Security researchers with Lacoon Mobile Security have discovered a new iOS mobile remote access Trojan (mRAT) which is believed to be targeting pro-democracy protesters in Hong Kong. Dubbed Xsser, the Trojan steals valuable information like SMS, email, instant messages, location data, usernames and passwords, call logs, and more from compromised iOS devices.
The Trojan is related to the Android spyware that is already distributed broadly in Hong Kong. Activists first received a link to the spyware, disguised as an app to help coordinate protests, in Whatsapp messages from an unknown phone number yesterday.
As of now, Lacoon says only jailbroken iOS devices are susceptible to Xsser, however, it isn't yet clear how they get infected with the Trojan. Also, the security firm is yet to identify any specific victims of the Trojan.

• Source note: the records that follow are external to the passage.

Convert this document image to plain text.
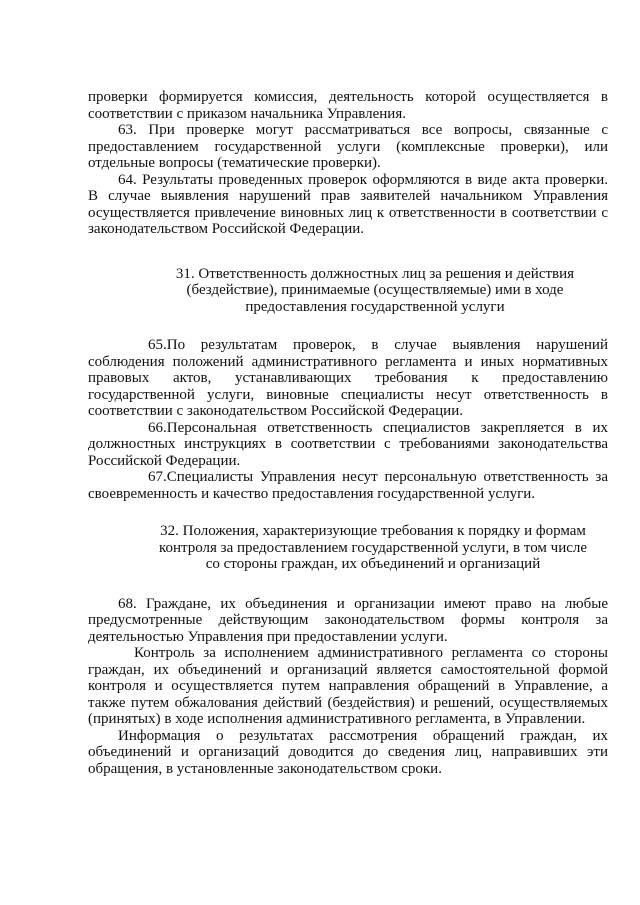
проверки формируется комиссия, деятельность которой осуществляется в соответствии с приказом начальника Управления.

63. При проверке могут рассматриваться все вопросы, связанные с предоставлением государственной услуги (комплексные проверки), или отдельные вопросы (тематические проверки).

64. Результаты проведенных проверок оформляются в виде акта проверки. В случае выявления нарушений прав заявителей начальником Управления осуществляется привлечение виновных лиц к ответственности в соответствии с законодательством Российской Федерации.

31. Ответственность должностных лиц за решения и действия
(бездействие), принимаемые (осуществляемые) ими в ходе
предоставления государственной услуги

65.По результатам проверок, в случае выявления нарушений соблюдения положений административного регламента и иных нормативных правовых актов, устанавливающих требования к предоставлению государственной услуги, виновные специалисты несут ответственность в соответствии с законодательством Российской Федерации.

66.Персональная ответственность специалистов закрепляется в их должностных инструкциях в соответствии с требованиями законодательства Российской Федерации.

67.Специалисты Управления несут персональную ответственность за своевременность и качество предоставления государственной услуги.

32. Положения, характеризующие требования к порядку и формам
контроля за предоставлением государственной услуги, в том числе
со стороны граждан, их объединений и организаций

68. Граждане, их объединения и организации имеют право на любые предусмотренные действующим законодательством формы контроля за деятельностью Управления при предоставлении услуги.

Контроль за исполнением административного регламента со стороны граждан, их объединений и организаций является самостоятельной формой контроля и осуществляется путем направления обращений в Управление, а также путем обжалования действий (бездействия) и решений, осуществляемых (принятых) в ходе исполнения административного регламента, в Управлении.

Информация о результатах рассмотрения обращений граждан, их объединений и организаций доводится до сведения лиц, направивших эти обращения, в установленные законодательством сроки.
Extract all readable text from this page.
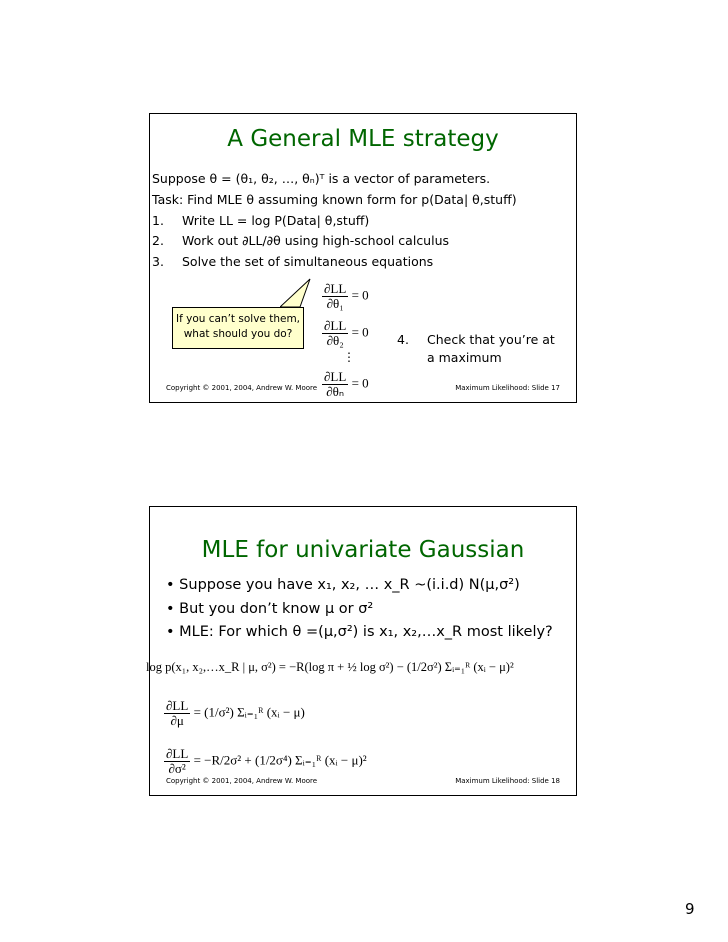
A General MLE strategy
Suppose θ = (θ₁, θ₂, …, θₙ)ᵀ is a vector of parameters.
Task: Find MLE θ assuming known form for p(Data| θ,stuff)
1. Write LL = log P(Data| θ,stuff)
2. Work out ∂LL/∂θ using high-school calculus
3. Solve the set of simultaneous equations
$\frac{\partial LL}{\text{∂θ₁}} = 0$
$\frac{\partial LL}{\text{∂θ₂}} = 0$
⋮
$\frac{\partial LL}{\text{∂θₙ}} = 0$
If you can’t solve them,
what should you do?	4. Check that you’re at
a maximum
Copyright © 2001, 2004, Andrew W. Moore	Maximum Likelihood: Slide 17
MLE for univariate Gaussian
• Suppose you have x₁, x₂, … x_R ~(i.i.d) N(μ,σ²)
• But you don’t know μ or σ²
• MLE: For which θ =(μ,σ²) is x₁, x₂,…x_R most likely?
log p(x₁, x₂,…x_R | μ, σ²) = −R(log π + ½ log σ²) − (1/2σ²) Σᵢ₌₁ᴿ (xᵢ − μ)²
$\frac{\partial LL}{\partial\mu} = (1/\sigma^2)$ Σᵢ₌₁ᴿ (xᵢ − μ)
$\frac{\partial LL}{\text{∂σ²}} = -R/2\sigma^2 + (1/2\sigma^4)$ Σᵢ₌₁ᴿ (xᵢ − μ)²
Copyright © 2001, 2004, Andrew W. Moore	Maximum Likelihood: Slide 18
9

According to Lacoon Chief Executive Michael Shaulov, Xsser is the most sophisticated malware used to date in any known cyber attack on iOS users. "This is one the most interesting developments we have seen", he said, adding that it's a real indication that attackers are shifting their focus from PCs to mobile devices.
The fact that the attack is aimed at protestors, and is being executed by Chinese-speaking attackers, strongly suggests the involvement of the Chinese government, the firm says.
The full extent of how Xsser mRAT is being used is currently unknown. "It can cross borders easily, and is possibly being operated by a Chinese-speaking entity to spy on individuals, foreign companies, or even entire governments", the company said.